The Iranian regime appears to have reached the point of no return in its illegal race to build a nuclear arsenal. The danger it poses to the world has now reached a critical inflection point.

Yet astoundingly, the Biden administration remains desperate to funnel money into Iranian coffers.

When Biden said last November that the attempt to revive the 2015 Iran nuclear deal was “dead,” only the most credulous would have believed him. His administration has spared no opportunity to grovel to the Iranian regime, ignoring its countless attacks and provocations, including a plot to murder former U.S. officials in America. 

Lo and behold, it has now emerged that a “no deal” deal is in the offing, eminently deniable and designed to avoid congressional oversight. It will present Tehran with a windfall of $2.76 billion transferred from Iraq in exchange for tangential and meaningless promises.
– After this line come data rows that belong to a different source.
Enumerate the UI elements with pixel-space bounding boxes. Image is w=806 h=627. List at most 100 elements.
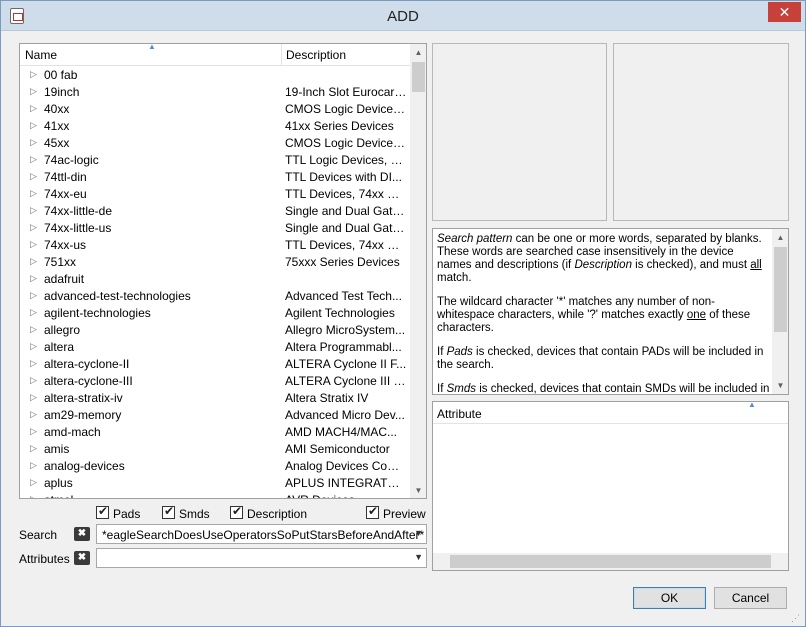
tree-header: Name ▲ Description bbox=[20, 44, 410, 66]
expand-arrow-icon[interactable]: ▷ bbox=[30, 239, 37, 250]
expand-arrow-icon[interactable]: ▷ bbox=[30, 358, 37, 369]
chevron-down-icon[interactable]: ▼ bbox=[414, 552, 423, 562]
search-label: Search bbox=[19, 528, 58, 542]
cancel-button[interactable]: Cancel bbox=[714, 587, 787, 609]
library-description: 41xx Series Devices bbox=[285, 119, 394, 133]
tree-row[interactable]: ▷ am29-memory Advanced Micro Dev... bbox=[20, 407, 410, 424]
tree-row[interactable]: ▷ amis AMI Semiconductor bbox=[20, 441, 410, 458]
tree-row[interactable]: ▷ aplus APLUS INTEGRATED ... bbox=[20, 475, 410, 492]
tree-row[interactable]: ▷ altera-cyclone-III ALTERA Cyclone III F.… bbox=[20, 373, 410, 390]
expand-arrow-icon[interactable]: ▷ bbox=[30, 375, 37, 386]
search-input[interactable]: *eagleSearchDoesUseOperatorsSoPutStarsBe… bbox=[96, 524, 427, 544]
expand-arrow-icon[interactable]: ▷ bbox=[30, 256, 37, 267]
search-input-value: *eagleSearchDoesUseOperatorsSoPutStarsBe… bbox=[102, 528, 425, 542]
tree-row[interactable]: ▷ amd-mach AMD MACH4/MAC... bbox=[20, 424, 410, 441]
tree-row[interactable]: ▷ 74xx-little-us Single and Dual Gate... bbox=[20, 220, 410, 237]
title-bar[interactable]: ADD ✕ bbox=[1, 1, 805, 31]
column-header-description[interactable]: Description bbox=[286, 48, 346, 62]
expand-arrow-icon[interactable]: ▷ bbox=[30, 341, 37, 352]
attribute-hscrollbar[interactable] bbox=[433, 553, 788, 570]
expand-arrow-icon[interactable]: ▷ bbox=[30, 443, 37, 454]
clear-search-icon[interactable]: ✖ bbox=[74, 527, 90, 541]
tree-row[interactable]: ▷ 74xx-little-de Single and Dual Gate... bbox=[20, 203, 410, 220]
scroll-thumb[interactable] bbox=[412, 62, 425, 92]
clear-attributes-icon[interactable]: ✖ bbox=[74, 551, 90, 565]
library-name: adafruit bbox=[44, 272, 85, 286]
library-tree[interactable]: Name ▲ Description ▷ 00 fab ▷ 19inch 19-Inch… bbox=[19, 43, 427, 499]
tree-row[interactable]: ▷ 74ac-logic TTL Logic Devices, 7... bbox=[20, 152, 410, 169]
scroll-down-arrow-icon[interactable]: ▼ bbox=[772, 377, 788, 394]
expand-arrow-icon[interactable]: ▷ bbox=[30, 205, 37, 216]
tree-row[interactable]: ▷ adafruit bbox=[20, 271, 410, 288]
description-checkbox[interactable] bbox=[230, 504, 243, 519]
resize-grip-icon[interactable]: ⋰ bbox=[791, 613, 803, 625]
library-description: AVR Devices bbox=[285, 493, 407, 498]
expand-arrow-icon[interactable]: ▷ bbox=[30, 120, 37, 131]
expand-arrow-icon[interactable]: ▷ bbox=[30, 426, 37, 437]
library-name: 41xx bbox=[44, 119, 70, 133]
preview-checkbox[interactable] bbox=[366, 504, 379, 519]
ok-button[interactable]: OK bbox=[633, 587, 706, 609]
tree-row[interactable]: ▷ advanced-test-technologies Advanced Test… bbox=[20, 288, 410, 305]
scroll-thumb[interactable] bbox=[774, 247, 787, 332]
expand-arrow-icon[interactable]: ▷ bbox=[30, 69, 37, 80]
tree-row[interactable]: ▷ atmel AVR Devices bbox=[20, 492, 410, 498]
tree-row[interactable]: ▷ 19inch 19-Inch Slot Eurocards bbox=[20, 84, 410, 101]
tree-row[interactable]: ▷ 41xx 41xx Series Devices bbox=[20, 118, 410, 135]
smds-checkbox[interactable] bbox=[162, 504, 175, 519]
column-header-name[interactable]: Name bbox=[25, 48, 57, 62]
library-description: 19-Inch Slot Eurocards bbox=[285, 85, 407, 99]
expand-arrow-icon[interactable]: ▷ bbox=[30, 307, 37, 318]
tree-row[interactable]: ▷ allegro Allegro MicroSystem... bbox=[20, 322, 410, 339]
tree-row[interactable]: ▷ analog-devices Analog Devices Com... bbox=[20, 458, 410, 475]
column-divider[interactable] bbox=[281, 44, 282, 66]
help-scrollbar[interactable]: ▲ ▼ bbox=[772, 229, 788, 394]
library-description: Altera Programmabl... bbox=[285, 340, 402, 354]
tree-row[interactable]: ▷ altera-stratix-iv Altera Stratix IV bbox=[20, 390, 410, 407]
tree-row[interactable]: ▷ altera Altera Programmabl... bbox=[20, 339, 410, 356]
tree-row[interactable]: ▷ 74ttl-din TTL Devices with DI... bbox=[20, 169, 410, 186]
pads-checkbox[interactable] bbox=[96, 504, 109, 519]
tree-row[interactable]: ▷ altera-cyclone-II ALTERA Cyclone II F... bbox=[20, 356, 410, 373]
library-description: Advanced Test Tech... bbox=[285, 289, 402, 303]
expand-arrow-icon[interactable]: ▷ bbox=[30, 137, 37, 148]
tree-row[interactable]: ▷ 751xx 75xxx Series Devices bbox=[20, 254, 410, 271]
expand-arrow-icon[interactable]: ▷ bbox=[30, 460, 37, 471]
library-name: aplus bbox=[44, 476, 73, 490]
attributes-input[interactable]: ▼ bbox=[96, 548, 427, 568]
expand-arrow-icon[interactable]: ▷ bbox=[30, 409, 37, 420]
tree-row[interactable]: ▷ 40xx CMOS Logic Devices... bbox=[20, 101, 410, 118]
expand-arrow-icon[interactable]: ▷ bbox=[30, 86, 37, 97]
scroll-down-arrow-icon[interactable]: ▼ bbox=[410, 482, 426, 498]
expand-arrow-icon[interactable]: ▷ bbox=[30, 171, 37, 182]
expand-arrow-icon[interactable]: ▷ bbox=[30, 222, 37, 233]
library-name: 74xx-little-de bbox=[44, 204, 113, 218]
tree-row[interactable]: ▷ 74xx-eu TTL Devices, 74xx Ser... bbox=[20, 186, 410, 203]
scroll-up-arrow-icon[interactable]: ▲ bbox=[772, 229, 788, 246]
expand-arrow-icon[interactable]: ▷ bbox=[30, 273, 37, 284]
expand-arrow-icon[interactable]: ▷ bbox=[30, 103, 37, 114]
tree-row[interactable]: ▷ 45xx CMOS Logic Devices... bbox=[20, 135, 410, 152]
expand-arrow-icon[interactable]: ▷ bbox=[30, 290, 37, 301]
library-name: 74ac-logic bbox=[44, 153, 99, 167]
expand-arrow-icon[interactable]: ▷ bbox=[30, 324, 37, 335]
library-description: APLUS INTEGRATED ... bbox=[285, 476, 407, 490]
expand-arrow-icon[interactable]: ▷ bbox=[30, 392, 37, 403]
expand-arrow-icon[interactable]: ▷ bbox=[30, 477, 37, 488]
tree-row[interactable]: ▷ 74xx-us TTL Devices, 74xx Ser... bbox=[20, 237, 410, 254]
expand-arrow-icon[interactable]: ▷ bbox=[30, 154, 37, 165]
scroll-thumb[interactable] bbox=[450, 555, 771, 568]
column-header-attribute[interactable]: Attribute bbox=[437, 407, 482, 421]
tree-rows: ▷ 00 fab ▷ 19inch 19-Inch Slot Eurocards ▷ 40x… bbox=[20, 67, 410, 498]
expand-arrow-icon[interactable]: ▷ bbox=[30, 188, 37, 199]
attribute-header: Attribute ▲ bbox=[433, 402, 788, 424]
tree-scrollbar[interactable]: ▲ ▼ bbox=[410, 44, 426, 498]
attribute-table[interactable]: Attribute ▲ bbox=[432, 401, 789, 571]
library-name: 19inch bbox=[44, 85, 80, 99]
chevron-down-icon[interactable]: ▼ bbox=[414, 528, 423, 538]
tree-row[interactable]: ▷ 00 fab bbox=[20, 67, 410, 84]
expand-arrow-icon[interactable]: ▷ bbox=[30, 494, 37, 498]
scroll-up-arrow-icon[interactable]: ▲ bbox=[410, 44, 426, 61]
tree-row[interactable]: ▷ agilent-technologies Agilent Technologie… bbox=[20, 305, 410, 322]
close-button[interactable]: ✕ bbox=[768, 2, 801, 22]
Astounding as it seems, the U.S. has been determined to empower Iran since the Obama administration—many of whose key officials are now Biden staffers—concluded the lethal 2015 nuclear deal.

The suggested reasons for this—taming Tehran by bringing it in from the cold and producing regional stability by evening up the balance of power between Shiite Iran and Sunni Saudi Arabia—don’t bear serious examination.
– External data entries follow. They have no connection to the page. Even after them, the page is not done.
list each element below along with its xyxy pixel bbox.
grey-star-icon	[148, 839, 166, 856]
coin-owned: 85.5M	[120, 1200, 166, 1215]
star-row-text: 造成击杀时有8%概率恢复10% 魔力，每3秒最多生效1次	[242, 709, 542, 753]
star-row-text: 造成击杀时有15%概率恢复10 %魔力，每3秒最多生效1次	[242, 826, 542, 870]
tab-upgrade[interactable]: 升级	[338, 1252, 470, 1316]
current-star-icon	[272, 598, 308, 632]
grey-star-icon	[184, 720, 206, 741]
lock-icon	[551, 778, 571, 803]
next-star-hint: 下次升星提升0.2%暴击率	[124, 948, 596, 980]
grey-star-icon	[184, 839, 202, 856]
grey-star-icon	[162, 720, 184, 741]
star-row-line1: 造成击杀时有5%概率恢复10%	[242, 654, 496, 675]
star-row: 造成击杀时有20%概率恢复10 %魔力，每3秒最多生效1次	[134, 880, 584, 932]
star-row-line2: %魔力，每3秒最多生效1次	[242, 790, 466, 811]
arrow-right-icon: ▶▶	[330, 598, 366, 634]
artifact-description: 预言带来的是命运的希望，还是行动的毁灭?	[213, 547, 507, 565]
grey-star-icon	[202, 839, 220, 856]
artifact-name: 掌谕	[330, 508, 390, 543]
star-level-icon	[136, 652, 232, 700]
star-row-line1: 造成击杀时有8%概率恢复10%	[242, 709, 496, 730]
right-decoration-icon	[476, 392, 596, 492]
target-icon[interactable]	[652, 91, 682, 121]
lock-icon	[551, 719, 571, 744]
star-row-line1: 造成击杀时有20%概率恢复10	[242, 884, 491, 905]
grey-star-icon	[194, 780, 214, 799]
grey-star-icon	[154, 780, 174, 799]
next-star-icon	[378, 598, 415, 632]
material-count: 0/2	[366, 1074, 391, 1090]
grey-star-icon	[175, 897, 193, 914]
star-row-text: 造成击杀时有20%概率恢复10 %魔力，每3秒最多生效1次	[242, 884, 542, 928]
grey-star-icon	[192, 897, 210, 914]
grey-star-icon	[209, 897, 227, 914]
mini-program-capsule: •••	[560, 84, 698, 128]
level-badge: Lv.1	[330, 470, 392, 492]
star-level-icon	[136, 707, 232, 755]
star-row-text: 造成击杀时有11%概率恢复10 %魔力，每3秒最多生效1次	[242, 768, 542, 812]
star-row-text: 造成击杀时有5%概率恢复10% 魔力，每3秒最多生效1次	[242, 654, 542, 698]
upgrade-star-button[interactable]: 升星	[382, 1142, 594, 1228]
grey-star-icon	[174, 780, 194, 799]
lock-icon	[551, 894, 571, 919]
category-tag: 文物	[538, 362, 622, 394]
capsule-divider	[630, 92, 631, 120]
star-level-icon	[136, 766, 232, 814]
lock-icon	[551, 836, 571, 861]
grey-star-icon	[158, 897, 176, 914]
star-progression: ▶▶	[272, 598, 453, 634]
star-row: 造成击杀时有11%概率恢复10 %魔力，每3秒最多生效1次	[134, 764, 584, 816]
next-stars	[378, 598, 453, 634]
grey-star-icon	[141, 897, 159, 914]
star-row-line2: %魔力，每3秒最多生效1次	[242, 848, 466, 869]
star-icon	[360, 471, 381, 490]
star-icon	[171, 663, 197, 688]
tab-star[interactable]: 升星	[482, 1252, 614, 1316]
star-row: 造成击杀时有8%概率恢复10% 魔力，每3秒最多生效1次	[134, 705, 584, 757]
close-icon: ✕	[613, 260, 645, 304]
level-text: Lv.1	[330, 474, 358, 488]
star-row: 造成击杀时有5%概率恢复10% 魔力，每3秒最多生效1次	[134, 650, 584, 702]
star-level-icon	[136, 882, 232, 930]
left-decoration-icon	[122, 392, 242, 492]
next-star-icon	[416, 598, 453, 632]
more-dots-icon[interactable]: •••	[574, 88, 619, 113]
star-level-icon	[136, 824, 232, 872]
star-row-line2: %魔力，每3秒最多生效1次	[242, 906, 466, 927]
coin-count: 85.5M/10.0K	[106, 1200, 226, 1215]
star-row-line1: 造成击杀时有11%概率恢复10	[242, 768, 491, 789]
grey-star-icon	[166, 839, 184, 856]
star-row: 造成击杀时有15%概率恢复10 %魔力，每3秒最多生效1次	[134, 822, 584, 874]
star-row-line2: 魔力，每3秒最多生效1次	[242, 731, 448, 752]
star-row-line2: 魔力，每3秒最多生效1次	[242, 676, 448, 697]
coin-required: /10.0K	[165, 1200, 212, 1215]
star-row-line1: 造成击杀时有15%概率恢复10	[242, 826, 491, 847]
Whatever the real reason, by minimizing the mortal threat Iran poses to the West, the Biden administration now views Israel as a threat instead because it is determined to stop Iran.

The administration therefore regards Israel as a major obstacle to be neutralized. Accordingly, Israel must now view the U.S. as a “frenemy.”
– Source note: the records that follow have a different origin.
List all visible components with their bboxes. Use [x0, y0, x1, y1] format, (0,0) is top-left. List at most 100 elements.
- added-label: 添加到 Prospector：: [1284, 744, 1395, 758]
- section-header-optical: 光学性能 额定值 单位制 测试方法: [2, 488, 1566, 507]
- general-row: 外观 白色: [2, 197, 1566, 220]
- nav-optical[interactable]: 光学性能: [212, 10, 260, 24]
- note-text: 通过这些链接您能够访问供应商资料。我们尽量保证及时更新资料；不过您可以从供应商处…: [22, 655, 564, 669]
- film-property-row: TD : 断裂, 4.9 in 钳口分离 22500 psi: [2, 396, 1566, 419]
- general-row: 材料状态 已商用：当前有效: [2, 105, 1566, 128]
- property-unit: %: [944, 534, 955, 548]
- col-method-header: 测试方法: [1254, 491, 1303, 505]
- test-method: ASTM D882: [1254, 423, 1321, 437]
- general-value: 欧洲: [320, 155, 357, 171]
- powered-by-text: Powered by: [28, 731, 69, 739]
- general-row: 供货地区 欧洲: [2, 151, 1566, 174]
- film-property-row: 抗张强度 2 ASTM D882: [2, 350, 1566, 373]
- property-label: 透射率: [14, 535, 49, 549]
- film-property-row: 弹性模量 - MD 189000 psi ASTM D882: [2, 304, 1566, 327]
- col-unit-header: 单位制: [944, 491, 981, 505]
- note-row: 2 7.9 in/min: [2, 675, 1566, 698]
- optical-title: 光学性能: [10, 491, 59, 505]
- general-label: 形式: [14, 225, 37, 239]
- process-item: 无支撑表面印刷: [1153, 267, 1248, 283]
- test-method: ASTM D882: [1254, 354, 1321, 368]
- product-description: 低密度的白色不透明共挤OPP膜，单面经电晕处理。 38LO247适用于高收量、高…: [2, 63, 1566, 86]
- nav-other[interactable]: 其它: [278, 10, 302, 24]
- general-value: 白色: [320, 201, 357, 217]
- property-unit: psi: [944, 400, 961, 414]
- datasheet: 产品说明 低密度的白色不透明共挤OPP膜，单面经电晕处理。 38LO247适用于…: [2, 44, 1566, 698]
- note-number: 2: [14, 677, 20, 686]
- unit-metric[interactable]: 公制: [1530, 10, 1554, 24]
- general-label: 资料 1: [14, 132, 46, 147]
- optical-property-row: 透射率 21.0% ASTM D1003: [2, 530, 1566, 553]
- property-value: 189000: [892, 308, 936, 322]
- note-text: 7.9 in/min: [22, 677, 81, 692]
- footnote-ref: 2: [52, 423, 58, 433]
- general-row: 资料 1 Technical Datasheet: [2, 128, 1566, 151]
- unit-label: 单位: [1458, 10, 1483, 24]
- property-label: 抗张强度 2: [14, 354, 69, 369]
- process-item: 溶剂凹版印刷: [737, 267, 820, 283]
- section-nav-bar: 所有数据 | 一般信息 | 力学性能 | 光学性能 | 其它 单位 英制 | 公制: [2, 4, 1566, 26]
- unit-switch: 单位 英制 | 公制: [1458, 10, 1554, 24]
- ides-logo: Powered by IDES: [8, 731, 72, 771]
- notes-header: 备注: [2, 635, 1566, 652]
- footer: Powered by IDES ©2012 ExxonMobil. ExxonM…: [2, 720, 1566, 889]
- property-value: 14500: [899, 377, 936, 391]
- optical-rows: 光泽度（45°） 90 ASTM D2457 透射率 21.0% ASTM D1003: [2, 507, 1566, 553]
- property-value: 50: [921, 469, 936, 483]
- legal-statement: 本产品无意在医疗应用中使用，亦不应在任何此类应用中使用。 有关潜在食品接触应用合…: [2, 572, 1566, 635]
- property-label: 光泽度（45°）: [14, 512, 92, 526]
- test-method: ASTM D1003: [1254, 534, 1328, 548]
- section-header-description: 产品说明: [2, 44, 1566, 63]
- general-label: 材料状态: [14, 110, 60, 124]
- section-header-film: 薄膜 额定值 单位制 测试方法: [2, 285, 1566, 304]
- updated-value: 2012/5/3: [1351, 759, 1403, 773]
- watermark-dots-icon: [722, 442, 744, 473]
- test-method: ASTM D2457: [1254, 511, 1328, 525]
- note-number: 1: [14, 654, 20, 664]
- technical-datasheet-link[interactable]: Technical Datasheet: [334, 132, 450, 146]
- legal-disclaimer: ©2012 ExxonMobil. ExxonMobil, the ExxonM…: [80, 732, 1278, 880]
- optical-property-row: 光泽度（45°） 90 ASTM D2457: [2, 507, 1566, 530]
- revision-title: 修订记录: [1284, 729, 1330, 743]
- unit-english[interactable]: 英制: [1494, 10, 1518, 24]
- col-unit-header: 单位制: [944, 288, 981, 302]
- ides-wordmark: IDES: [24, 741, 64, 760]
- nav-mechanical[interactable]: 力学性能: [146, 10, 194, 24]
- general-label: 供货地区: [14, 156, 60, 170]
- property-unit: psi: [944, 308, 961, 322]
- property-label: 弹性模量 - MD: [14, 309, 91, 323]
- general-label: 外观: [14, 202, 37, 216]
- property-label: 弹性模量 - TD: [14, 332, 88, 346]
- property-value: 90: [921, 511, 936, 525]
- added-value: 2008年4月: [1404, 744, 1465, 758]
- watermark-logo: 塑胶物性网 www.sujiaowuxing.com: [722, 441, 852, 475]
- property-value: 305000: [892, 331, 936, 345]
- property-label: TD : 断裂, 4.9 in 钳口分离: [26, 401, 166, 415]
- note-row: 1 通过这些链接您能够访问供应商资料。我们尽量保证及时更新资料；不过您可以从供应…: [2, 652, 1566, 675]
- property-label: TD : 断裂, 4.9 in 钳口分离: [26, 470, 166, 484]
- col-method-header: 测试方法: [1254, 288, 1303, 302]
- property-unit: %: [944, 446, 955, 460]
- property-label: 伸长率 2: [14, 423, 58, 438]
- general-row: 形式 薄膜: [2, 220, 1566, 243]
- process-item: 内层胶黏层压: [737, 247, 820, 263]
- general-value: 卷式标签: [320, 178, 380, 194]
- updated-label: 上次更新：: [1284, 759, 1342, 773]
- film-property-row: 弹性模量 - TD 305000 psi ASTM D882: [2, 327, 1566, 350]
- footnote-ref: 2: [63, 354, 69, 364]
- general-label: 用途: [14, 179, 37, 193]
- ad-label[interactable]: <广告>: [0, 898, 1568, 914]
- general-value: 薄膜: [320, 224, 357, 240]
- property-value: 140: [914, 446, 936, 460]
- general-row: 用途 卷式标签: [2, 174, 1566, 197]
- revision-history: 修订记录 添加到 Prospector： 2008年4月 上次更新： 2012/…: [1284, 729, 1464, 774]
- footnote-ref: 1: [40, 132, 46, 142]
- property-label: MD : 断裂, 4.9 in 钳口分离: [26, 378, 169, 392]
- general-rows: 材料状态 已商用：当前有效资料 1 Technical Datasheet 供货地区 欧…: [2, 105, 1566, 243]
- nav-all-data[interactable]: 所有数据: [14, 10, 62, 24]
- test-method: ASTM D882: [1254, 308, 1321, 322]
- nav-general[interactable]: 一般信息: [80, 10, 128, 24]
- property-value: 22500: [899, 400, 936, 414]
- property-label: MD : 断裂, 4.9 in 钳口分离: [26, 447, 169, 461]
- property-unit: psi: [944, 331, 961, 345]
Of course, the U.S. depends on Israel to be the West’s front line of defense in the Middle East, and Israeli intelligence is critical to American security.

Israel’s biggest potential defense against U.S. perfidy, however, is the American people. American support for Israel is not based on the small U.S. Jewish community but the Christian heartlands of middle America—which would take a very dim view indeed of a political party that was putting Israel at risk.

Yet Israel’s Prime Minister Benjamin Netanyahu, who famously alerted the American public to the risks of the 2015 nuclear deal, is now silent. As pointed out by Michael Doran in Tablet, Netanyahu appears to be trapped.

The U.S. is projecting friendship with Israel through joint military exercises, working within CENTCOM towards integrated missile defense and dangling the biggest prize of all—the administration’s apparent  enthusiasm for promoting normalization between Israel and Saudi Arabia.

This enthusiasm is false, since normalization would jeopardize the administration’s all-important courtship of Iran. But the carefully spun optics—with the intention of preventing Israel from attacking Iran—are that the U.S. is working hand-in-hand with Israel. It appears that Netanyahu has decided to play along with this cynical fiction.

So, Netanyahu has sacrificed Israel’s biggest diplomatic weapon: The ability to alert the American people to their government’s lethal abandonment of the Jewish state.

If Netanyahu can’t or won’t do this, others should step up to the plate. Israel has numerous friends in Congress. All those Republican presidential candidates should be using Israel to put clear blue water between the Democrats and the American people. In a country where love of Israel is key to its core values, this should become a defining election issue.

It’s high time for Israel’s truest friends in the US to tell the American people about the betrayal of Israel taking place in their name, and the frightening ways in which the Biden administration is hanging the Jewish state out to dry.